Instrument Flight 13: Playing with the New GPS

I brought the GPS with me today to see if I could get it working. After a few tries I found a good spot on the windshield for the suction cup antenna. We did the NDB approach at Plant City (PCM).

A cold front was coming, and the wind was strong enough that we needed a lot of correction. We adjusted our heading so much that I was getting confused. Sometimes we had as much as thirty degrees of correction, and I started to lose track of what the real heading was supposed to be and the difference between the NDB bearing interception angle and the wind correction angle.

Finally we did something we should have tried long ago: I took the hood off and watched my CFII fly the approach while explaining what he was doing. The GPS recorded our ground track so I could study it later.

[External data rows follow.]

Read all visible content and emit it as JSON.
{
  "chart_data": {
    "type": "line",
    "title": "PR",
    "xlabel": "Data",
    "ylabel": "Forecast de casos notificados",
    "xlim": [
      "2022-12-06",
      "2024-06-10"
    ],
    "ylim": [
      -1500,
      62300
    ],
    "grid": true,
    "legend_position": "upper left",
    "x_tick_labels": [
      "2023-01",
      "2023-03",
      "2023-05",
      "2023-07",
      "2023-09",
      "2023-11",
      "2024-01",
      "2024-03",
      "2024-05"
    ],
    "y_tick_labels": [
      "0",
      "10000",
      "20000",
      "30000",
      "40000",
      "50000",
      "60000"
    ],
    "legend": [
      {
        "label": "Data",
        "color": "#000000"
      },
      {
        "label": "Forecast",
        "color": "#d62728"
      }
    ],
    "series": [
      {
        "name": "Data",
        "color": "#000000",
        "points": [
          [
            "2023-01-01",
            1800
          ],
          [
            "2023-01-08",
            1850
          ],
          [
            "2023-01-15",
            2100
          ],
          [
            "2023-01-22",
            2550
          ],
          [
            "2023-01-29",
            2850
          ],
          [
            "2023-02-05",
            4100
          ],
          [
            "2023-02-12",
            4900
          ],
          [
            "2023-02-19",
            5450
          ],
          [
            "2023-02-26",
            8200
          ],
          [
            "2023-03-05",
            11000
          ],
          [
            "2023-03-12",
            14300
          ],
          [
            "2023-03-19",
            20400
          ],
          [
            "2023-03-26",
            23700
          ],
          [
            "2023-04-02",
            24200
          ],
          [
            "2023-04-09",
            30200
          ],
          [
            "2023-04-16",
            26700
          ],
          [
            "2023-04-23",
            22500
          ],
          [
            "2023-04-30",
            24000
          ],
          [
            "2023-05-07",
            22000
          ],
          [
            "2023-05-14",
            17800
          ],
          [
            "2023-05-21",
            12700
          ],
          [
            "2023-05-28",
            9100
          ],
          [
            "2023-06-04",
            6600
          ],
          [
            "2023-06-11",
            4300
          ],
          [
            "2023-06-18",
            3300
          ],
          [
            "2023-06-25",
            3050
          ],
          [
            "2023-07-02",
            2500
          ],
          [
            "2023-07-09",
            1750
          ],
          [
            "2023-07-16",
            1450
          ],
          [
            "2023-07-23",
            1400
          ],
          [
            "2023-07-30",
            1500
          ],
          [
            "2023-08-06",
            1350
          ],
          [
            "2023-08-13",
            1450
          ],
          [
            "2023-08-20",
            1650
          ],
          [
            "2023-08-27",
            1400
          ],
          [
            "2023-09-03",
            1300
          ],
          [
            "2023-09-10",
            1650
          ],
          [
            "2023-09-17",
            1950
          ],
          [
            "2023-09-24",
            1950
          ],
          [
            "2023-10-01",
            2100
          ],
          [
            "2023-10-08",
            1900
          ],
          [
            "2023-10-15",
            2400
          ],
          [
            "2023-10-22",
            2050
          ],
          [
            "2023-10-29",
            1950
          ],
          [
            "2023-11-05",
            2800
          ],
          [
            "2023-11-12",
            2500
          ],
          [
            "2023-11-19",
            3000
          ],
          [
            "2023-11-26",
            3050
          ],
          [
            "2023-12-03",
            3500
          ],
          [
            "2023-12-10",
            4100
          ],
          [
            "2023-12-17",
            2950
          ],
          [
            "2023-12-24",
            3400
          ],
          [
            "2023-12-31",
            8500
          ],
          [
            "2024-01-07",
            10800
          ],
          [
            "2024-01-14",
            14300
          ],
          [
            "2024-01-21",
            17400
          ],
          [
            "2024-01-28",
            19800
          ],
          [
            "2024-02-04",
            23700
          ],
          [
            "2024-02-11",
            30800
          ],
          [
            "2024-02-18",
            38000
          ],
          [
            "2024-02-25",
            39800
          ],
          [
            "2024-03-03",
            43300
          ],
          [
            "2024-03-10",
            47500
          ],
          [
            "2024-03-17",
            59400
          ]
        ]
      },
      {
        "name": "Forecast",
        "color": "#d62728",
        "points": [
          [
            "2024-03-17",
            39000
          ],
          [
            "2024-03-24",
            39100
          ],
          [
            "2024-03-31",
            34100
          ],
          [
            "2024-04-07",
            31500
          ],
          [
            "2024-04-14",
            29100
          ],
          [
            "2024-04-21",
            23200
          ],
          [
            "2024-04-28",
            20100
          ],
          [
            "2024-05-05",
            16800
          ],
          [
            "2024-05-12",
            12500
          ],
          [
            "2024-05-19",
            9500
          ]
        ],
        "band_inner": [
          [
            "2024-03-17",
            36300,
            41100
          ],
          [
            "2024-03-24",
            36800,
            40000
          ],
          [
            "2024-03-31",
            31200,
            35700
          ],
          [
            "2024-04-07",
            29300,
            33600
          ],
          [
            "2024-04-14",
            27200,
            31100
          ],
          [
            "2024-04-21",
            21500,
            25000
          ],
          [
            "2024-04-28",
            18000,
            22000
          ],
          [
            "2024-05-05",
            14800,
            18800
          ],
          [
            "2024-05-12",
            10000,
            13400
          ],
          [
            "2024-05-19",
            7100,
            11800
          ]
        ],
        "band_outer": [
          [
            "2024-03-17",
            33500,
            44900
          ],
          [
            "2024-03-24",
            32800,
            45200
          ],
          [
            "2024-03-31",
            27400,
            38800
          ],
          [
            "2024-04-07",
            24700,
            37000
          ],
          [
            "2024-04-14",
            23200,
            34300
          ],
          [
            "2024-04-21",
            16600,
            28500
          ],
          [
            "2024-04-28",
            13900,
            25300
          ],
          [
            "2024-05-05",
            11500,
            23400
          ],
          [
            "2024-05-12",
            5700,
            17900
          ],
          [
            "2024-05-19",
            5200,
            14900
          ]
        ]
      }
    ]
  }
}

After two approaches we did some maneuvers that needed practice- steep turns, stalls, and an engine-out drill. Everything but the last item was done under the hood. I got a little more hood time going to Lakeland for lunch.

I found the GPS to be very accurate. It displays ground features, like highways, lakes, and rivers, along with the airports and navaids. When we passed directly over the NDB, the map showed us on top of it, a much better indicator of station passage than the ADF. Zoom in on Lakeland, and you can see where I turned base and final, even where we taxiied to the restaurant.

The ground track is saved even when the unit is turned off. (It has to be erased deliberately.) I can see many uses as a training aid to compare the desired course with the actual flight path for approaches, ground reference maneuvers, pattern work, etc. It’s also nice not to have to guess the distance when making position reports.